1. An aqueous-in-oil emulsion composition, comprising

(c) an oil phase comprising an oil medium, wherein the oil phase is between 25-70% by weight of the composition; and

(d) an aqueous phase comprising i) a cyclopropene molecular encapsulating agent complex and ii) water, wherein the aqueous phase is between 30-75% by weight of the composition; and wherein the water is between 0.5-20% by weight of the composition.

2. The aqueous-in-oil emulsion composition of claim 1, wherein water is between about 0.5-6% by weight of the composition.

3. The aqueous-in-oil emulsion composition of claim 1, wherein the oil phase comprises a lipophilic emulsifier.

4. The aqueous-in-oil emulsion composition of claim 3, wherein the lipophilic emulsifier is selected from the group consisting of polyglycerol polyricinoleate, lecithin, sorbitan fatty esters, and combinations thereof.

5. The aqueous-in-oil emulsion composition of claim 3, wherein the lipophilic emulsifier is polyglycerol polyricinoleate.

6. The aqueous-in-oil emulsion composition of claim 1, wherein the oil phase comprises an oil soluble thickener.

7. The aqueous-in-oil emulsion composition of claim 6, wherein the oil soluble thickener is a styrene-ethylene-propylene block copolymer.

8. The aqueous-in-oil emulsion composition of claim 1, wherein the aqueous phase is substantially free of a salt.

9. The aqueous-in-oil emulsion composition of claim 8, wherein the salt is a non-deliquescent salt.

10. The aqueous-in-oil emulsion composition of claim 9, wherein the non-deliquescent salt comprises magnesium sulfate or ammonium sulfate.

11. The aqueous-in-oil emulsion composition of claim 1, wherein the aqueous phase comprises a salt.

12. The aqueous-in-oil emulsion composition of claim 11, wherein the salt is a non-deliquescent salt.

13. The aqueous-in-oil emulsion composition of claim 12, wherein the non-deliquescent salt comprises magnesium sulfate or ammonium sulfate.

14. An aqueous-in-oil-in-aqueous double emulsion composition, comprising:

(c) the aqueous-in-oil emulsion composition of claim 1; and

(d) a second aqueous phase; wherein the by weight % does not consider the second aqueous phase.

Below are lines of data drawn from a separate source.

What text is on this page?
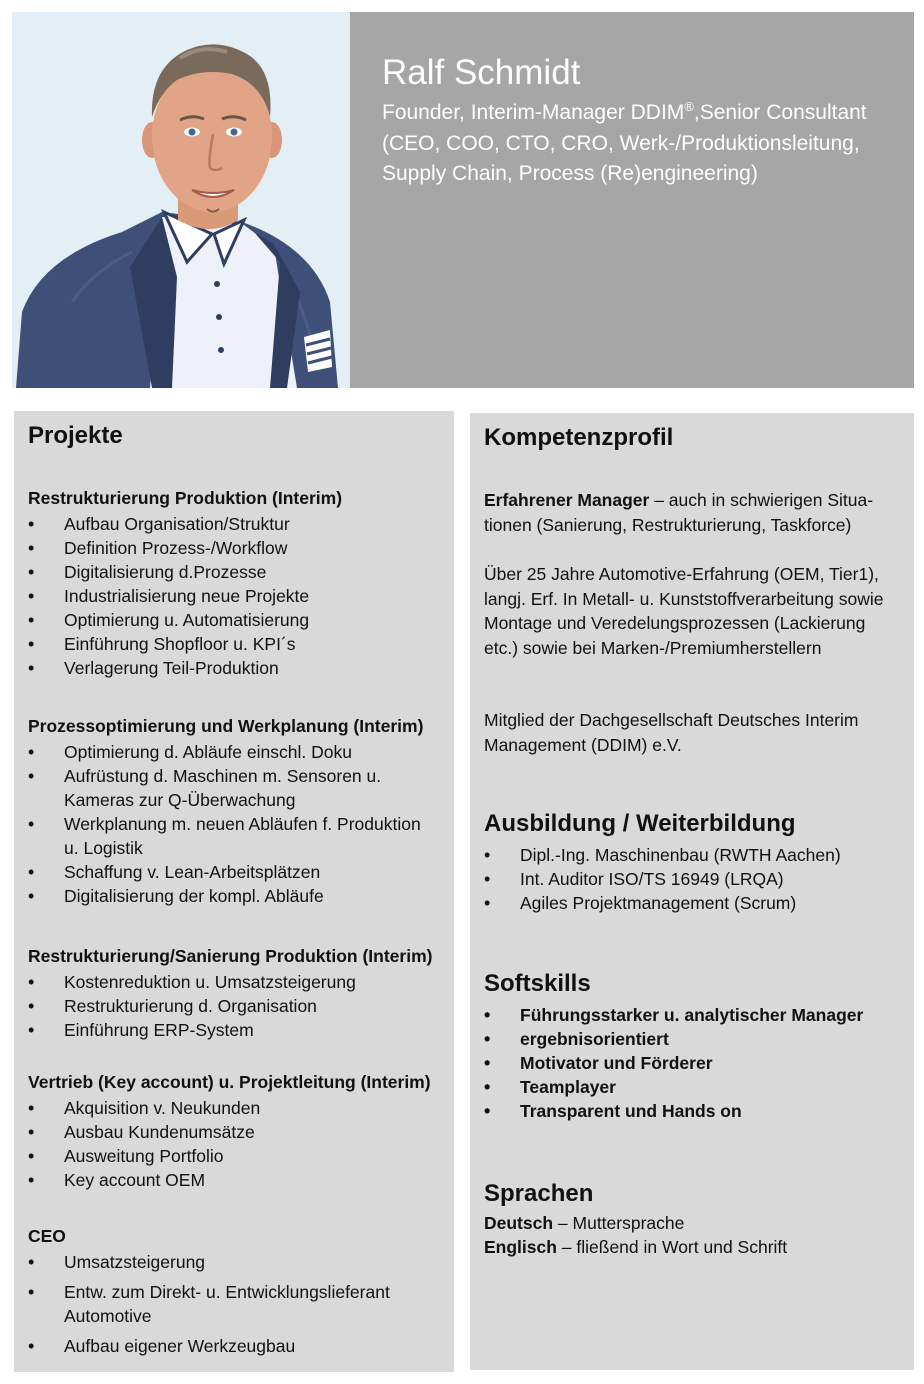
Ralf Schmidt
Founder, Interim-Manager DDIM®,Senior Consultant (CEO, COO, CTO, CRO, Werk-/Produktionsleitung, Supply Chain, Process (Re)engineering)
Projekte
Restrukturierung Produktion (Interim)
• Aufbau Organisation/Struktur
• Definition Prozess-/Workflow
• Digitalisierung d.Prozesse
• Industrialisierung neue Projekte
• Optimierung u. Automatisierung
• Einführung Shopfloor u. KPI´s
• Verlagerung Teil-Produktion
Prozessoptimierung und Werkplanung (Interim)
• Optimierung d. Abläufe einschl. Doku
• Aufrüstung d. Maschinen m. Sensoren u. Kameras zur Q-Überwachung
• Werkplanung m. neuen Abläufen f. Produktion u. Logistik
• Schaffung v. Lean-Arbeitsplätzen
• Digitalisierung der kompl. Abläufe
Restrukturierung/Sanierung Produktion (Interim)
• Kostenreduktion u. Umsatzsteigerung
• Restrukturierung d. Organisation
• Einführung ERP-System
Vertrieb (Key account) u. Projektleitung (Interim)
• Akquisition v. Neukunden
• Ausbau Kundenumsätze
• Ausweitung Portfolio
• Key account OEM
CEO
• Umsatzsteigerung
• Entw. zum Direkt- u. Entwicklungslieferant Automotive
• Aufbau eigener Werkzeugbau
Kompetenzprofil
Erfahrener Manager – auch in schwierigen Situa-tionen (Sanierung, Restrukturierung, Taskforce)
Über 25 Jahre Automotive-Erfahrung (OEM, Tier1), langj. Erf. In Metall- u. Kunststoffverarbeitung sowie Montage und Veredelungsprozessen (Lackierung etc.) sowie bei Marken-/Premiumherstellern
Mitglied der Dachgesellschaft Deutsches Interim Management (DDIM) e.V.
Ausbildung / Weiterbildung
• Dipl.-Ing. Maschinenbau (RWTH Aachen)
• Int. Auditor ISO/TS 16949 (LRQA)
• Agiles Projektmanagement (Scrum)
Softskills
• Führungsstarker u. analytischer Manager
• ergebnisorientiert
• Motivator und Förderer
• Teamplayer
• Transparent und Hands on
Sprachen
Deutsch – Muttersprache
Englisch – fließend in Wort und Schrift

15. The aqueous-in-oil-in-aqueous double emulsion composition of claim 14, wherein the second aqueous phase comprises a hydrophilic emulsifier.

16. The aqueous-in-oil-in-aqueous double emulsion composition of claim 14, wherein the hydrophilic emulsifier is selected from the group consisting of poly(vinyl alcohol), poly(acrylic acid), poly(acrylamide), sodium caseinate, whey protein isolate (WPI), polysaccharide, copolymers of ethylene glycol and propylene glycol (e.g. Pluronic), polyoxyethylene derivatives of sorbitan monolaureate (e.g. polysorbate 20, polysorbate 80) and combinations thereof.

17. The aqueous-in-oil-in-aqueous double emulsion composition of claim 14, wherein the hydrophilic emulsifier is hydroxyethyl cellulose.

18. The aqueous-in-oil-in-aqueous double emulsion composition of claim 14, wherein the second aqueous phase comprises a surfactant.

19. The aqueous-in-oil-in-aqueous double emulsion composition of claim 18, wherein the surfactant has a hydrophilic/lipophilic balance (HLB) of between 10-15.

20. The aqueous-in-oil-in-aqueous double emulsion composition of claim 18, wherein the surfactant is an aqueous salt solution of a styrene-maleic anhydride copolymer.